The great balancing act between giving a client what they want and keeping them happy or losing the account to the other 20 agencies baying at their door. Very few agencies have the ability to be able to fire an unreasonable client and so give in to a client even when they might not be right. This always leads to a lot of tension and friction because the creative are frustrated in having to produce crap work, and then shift the blame to account servicing for not being able to control the client.
The ones who truly love advertising have passion for it and I, as well as most other account servicing people I know, are as proud as the creative people when an ad campaign comes out truly wonderful and satisfies the client as well.

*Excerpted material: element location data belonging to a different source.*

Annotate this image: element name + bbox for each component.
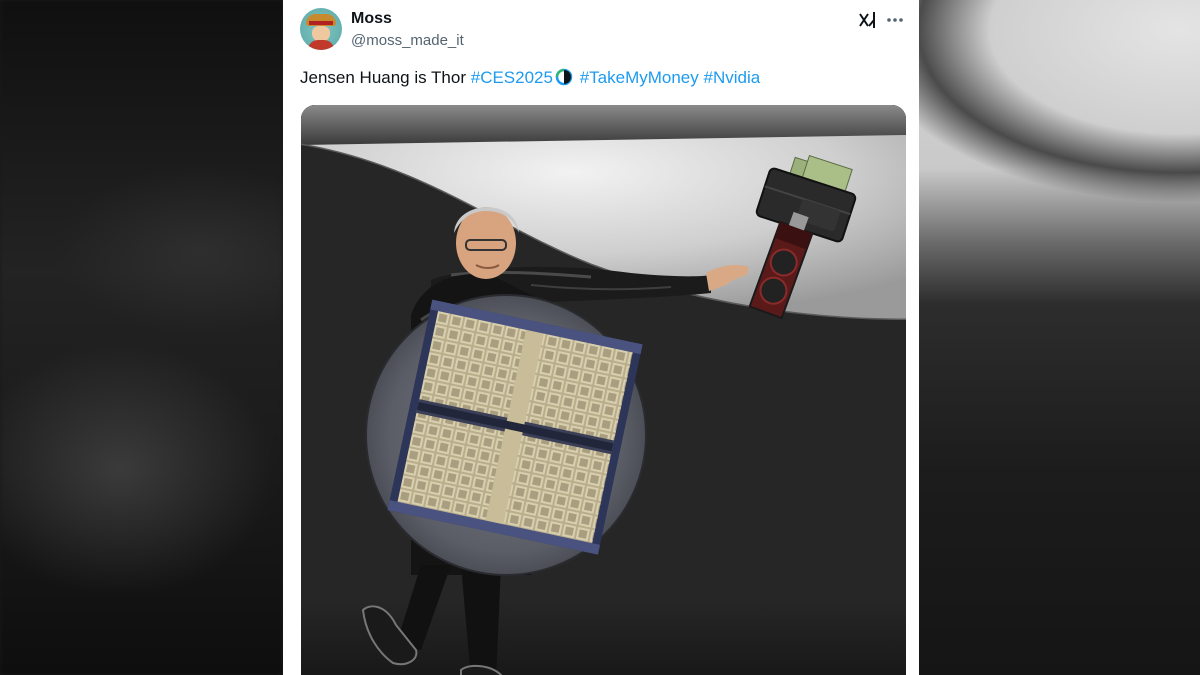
more-options-icon[interactable] <box>885 10 905 30</box>
avatar-icon[interactable] <box>300 8 342 50</box>
globe-icon <box>555 68 573 86</box>
meme-illustration <box>301 105 906 675</box>
tweet-header: Moss @moss_made_it <box>300 8 905 52</box>
chip-wafer-shield-icon <box>365 294 647 576</box>
blurred-background-right <box>919 0 1200 675</box>
display-name[interactable]: Moss <box>351 10 392 28</box>
jensen-huang-meme-image[interactable] <box>301 105 906 675</box>
screenshot-stage: Moss @moss_made_it Jensen Huang is Thor … <box>0 0 1200 675</box>
blurred-background-left <box>0 0 283 675</box>
grok-icon[interactable] <box>858 10 878 30</box>
tweet-card[interactable]: Moss @moss_made_it Jensen Huang is Thor … <box>283 0 919 675</box>
tweet-text-prefix: Jensen Huang is Thor <box>300 68 471 87</box>
hashtag-nvidia[interactable]: #Nvidia <box>704 68 761 87</box>
user-handle[interactable]: @moss_made_it <box>351 32 464 49</box>
hashtag-takemymoney[interactable]: #TakeMyMoney <box>580 68 699 87</box>
hashtag-ces2025[interactable]: #CES2025 <box>471 68 553 87</box>
tweet-text: Jensen Huang is Thor #CES2025 #TakeMyMon… <box>300 68 910 88</box>
blurred-stage-curve <box>919 0 1200 300</box>
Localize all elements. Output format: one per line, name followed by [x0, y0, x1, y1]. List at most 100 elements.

I find that these are frequently the ones where all parties work together to achieve a good brief and accept the strategy, where the client believes in it, where the creative are open-minded to feedback and inputs and where, ultimately, it is a team effort. I have had the privilege to work with clients and creative where this has happened in my 15 years in advertising and it has happened recently too. A few times even! So I guess there’s some hope after all!
And I haven’t even got started yet about the way clients treat account servicing people. Maybe, we should start a revolution of sorts… equal rights to long lunches, huge salaries, and treating the creative people the way they treat account servicing!